As one example, you will usually have annual mileage clauses in your contract. Make sure to arrange limits which work for your needs and balance that against higher costs. Gap insurance is another term to fully understand if offered it, regarding if you owe more than an insurance payout gives you in the event of theft or vehicle write-off.

Is HP car finance a better financial option?

Hire Purchase (HP) is a similar option, but without the final balloon payment at the end – therefore the monthly payments are higher as you pay the entire amount – less the initial deposit – across the term of the contract.

Of course, that includes interest payments. The way to lower those is to have a higher deposit amount at the start, or negotiate a better interest rate.

At the end of your repayments, you may have a final payment to make as an “option to purchase” fee, perhaps around £100, then you will own the car outright.

FCA redress scheme for PCPs and HPs

In the UK, PCPs and HPs have been at the centre of attention for mis-selling of finance and commissions within them prior to 2021, with some consumers eligible for compensation.

While a full rundown of the issue is beyond the scope of this article, before then, brokers could adjust interest rates to claim higher commissions under a process which is now banned. Those who were affected by it may be able to claim compensation.

It’s important to note, you do not need to use a claims management company.

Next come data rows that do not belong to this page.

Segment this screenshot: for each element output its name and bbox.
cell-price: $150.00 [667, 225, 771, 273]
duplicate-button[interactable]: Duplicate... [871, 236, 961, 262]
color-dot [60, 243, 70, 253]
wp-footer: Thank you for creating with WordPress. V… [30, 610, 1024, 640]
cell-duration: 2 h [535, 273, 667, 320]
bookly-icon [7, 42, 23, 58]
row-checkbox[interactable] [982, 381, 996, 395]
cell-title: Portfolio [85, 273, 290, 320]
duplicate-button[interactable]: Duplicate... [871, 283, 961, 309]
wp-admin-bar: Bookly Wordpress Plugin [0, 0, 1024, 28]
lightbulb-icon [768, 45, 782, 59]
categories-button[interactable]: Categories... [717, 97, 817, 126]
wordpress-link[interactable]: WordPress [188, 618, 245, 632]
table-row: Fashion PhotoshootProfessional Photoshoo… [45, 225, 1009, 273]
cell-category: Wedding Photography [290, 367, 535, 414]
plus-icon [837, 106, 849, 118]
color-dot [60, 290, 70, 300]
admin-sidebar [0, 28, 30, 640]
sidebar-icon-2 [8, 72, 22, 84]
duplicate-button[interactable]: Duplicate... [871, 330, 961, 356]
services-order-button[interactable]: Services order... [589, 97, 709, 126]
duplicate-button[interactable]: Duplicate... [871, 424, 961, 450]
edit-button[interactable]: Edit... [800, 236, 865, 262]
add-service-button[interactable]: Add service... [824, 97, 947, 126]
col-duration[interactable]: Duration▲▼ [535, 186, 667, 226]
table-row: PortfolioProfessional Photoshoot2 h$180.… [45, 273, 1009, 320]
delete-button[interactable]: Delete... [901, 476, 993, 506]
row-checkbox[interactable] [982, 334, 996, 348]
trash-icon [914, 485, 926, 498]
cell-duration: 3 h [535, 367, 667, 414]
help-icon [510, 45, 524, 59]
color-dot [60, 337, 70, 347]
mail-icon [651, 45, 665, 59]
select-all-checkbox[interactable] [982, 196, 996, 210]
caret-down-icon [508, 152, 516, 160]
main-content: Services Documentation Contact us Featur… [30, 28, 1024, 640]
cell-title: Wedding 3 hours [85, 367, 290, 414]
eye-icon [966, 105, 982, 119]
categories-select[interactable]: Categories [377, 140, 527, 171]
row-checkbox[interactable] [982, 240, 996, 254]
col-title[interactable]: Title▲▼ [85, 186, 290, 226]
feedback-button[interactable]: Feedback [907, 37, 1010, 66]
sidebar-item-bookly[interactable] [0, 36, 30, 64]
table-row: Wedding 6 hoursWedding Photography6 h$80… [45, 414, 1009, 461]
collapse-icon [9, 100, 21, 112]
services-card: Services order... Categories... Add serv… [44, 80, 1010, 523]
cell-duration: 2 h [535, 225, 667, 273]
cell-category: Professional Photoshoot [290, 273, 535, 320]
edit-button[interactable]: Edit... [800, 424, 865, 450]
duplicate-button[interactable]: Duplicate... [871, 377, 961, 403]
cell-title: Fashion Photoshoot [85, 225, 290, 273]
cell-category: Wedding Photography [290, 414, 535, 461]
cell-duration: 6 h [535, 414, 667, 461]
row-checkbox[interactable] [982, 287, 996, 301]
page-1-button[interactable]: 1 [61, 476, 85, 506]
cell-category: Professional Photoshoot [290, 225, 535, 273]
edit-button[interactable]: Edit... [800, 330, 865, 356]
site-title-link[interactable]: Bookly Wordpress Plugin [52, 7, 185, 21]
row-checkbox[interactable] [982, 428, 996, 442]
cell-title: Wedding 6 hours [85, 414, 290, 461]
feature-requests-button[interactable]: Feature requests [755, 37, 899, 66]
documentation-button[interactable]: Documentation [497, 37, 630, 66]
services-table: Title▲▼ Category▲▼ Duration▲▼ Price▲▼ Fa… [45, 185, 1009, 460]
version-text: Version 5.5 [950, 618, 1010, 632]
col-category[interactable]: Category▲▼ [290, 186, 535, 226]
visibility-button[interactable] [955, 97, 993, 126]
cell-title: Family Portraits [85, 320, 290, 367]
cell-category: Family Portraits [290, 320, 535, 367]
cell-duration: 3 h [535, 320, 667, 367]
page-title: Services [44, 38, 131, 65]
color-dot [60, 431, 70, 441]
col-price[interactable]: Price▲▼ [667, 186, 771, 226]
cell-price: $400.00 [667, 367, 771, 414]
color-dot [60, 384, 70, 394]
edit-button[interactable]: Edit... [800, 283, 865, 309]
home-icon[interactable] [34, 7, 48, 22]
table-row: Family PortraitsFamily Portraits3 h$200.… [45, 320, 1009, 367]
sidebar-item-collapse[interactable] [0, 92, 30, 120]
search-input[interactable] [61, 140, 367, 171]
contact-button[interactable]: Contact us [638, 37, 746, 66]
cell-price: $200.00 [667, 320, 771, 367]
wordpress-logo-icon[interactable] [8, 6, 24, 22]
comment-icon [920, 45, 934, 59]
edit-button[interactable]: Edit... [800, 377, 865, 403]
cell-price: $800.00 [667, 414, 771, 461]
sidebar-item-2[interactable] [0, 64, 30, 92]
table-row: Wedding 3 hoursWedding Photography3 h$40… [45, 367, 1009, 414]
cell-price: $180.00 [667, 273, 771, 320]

You can claim yourself for free or directly with your lender or the financial ombudsman service.

However, if you want to find out more about claims management companies then here are some CMCs that are authorised by the FCA:

What other types of car finance are there?

You’re not restricted to these methods when buying a car and depending on your situation, there may be better or simply different options available to you.

A personal loan is another alternative; in practice when going to the dealer this means you become a cash buyer, as you pay them with the money taken out in your personal loan. The loan itself you would then repay to the bank or lender, under the terms of your agreement. You should therefore ensure the terms are favourable to you when compared to, for example, a hire purchase.

Personal leasing is another option, similar to HP but without the prospect of owning the car at the end. Once the arranged repayment period is completed, the car is handed back to the dealer, which owns the car throughout.

Additionally, a newer method which is available on some occasions is a subscription style arrangement – this can offer more flexibility and choice, but repayments may work out more expensive over the long term and while you may not have ongoing running costs, you will not own the car outright.

As ever, you should ensure your eventual choice is the right one for your circumstances, not just financially but regarding ownership and timeframes.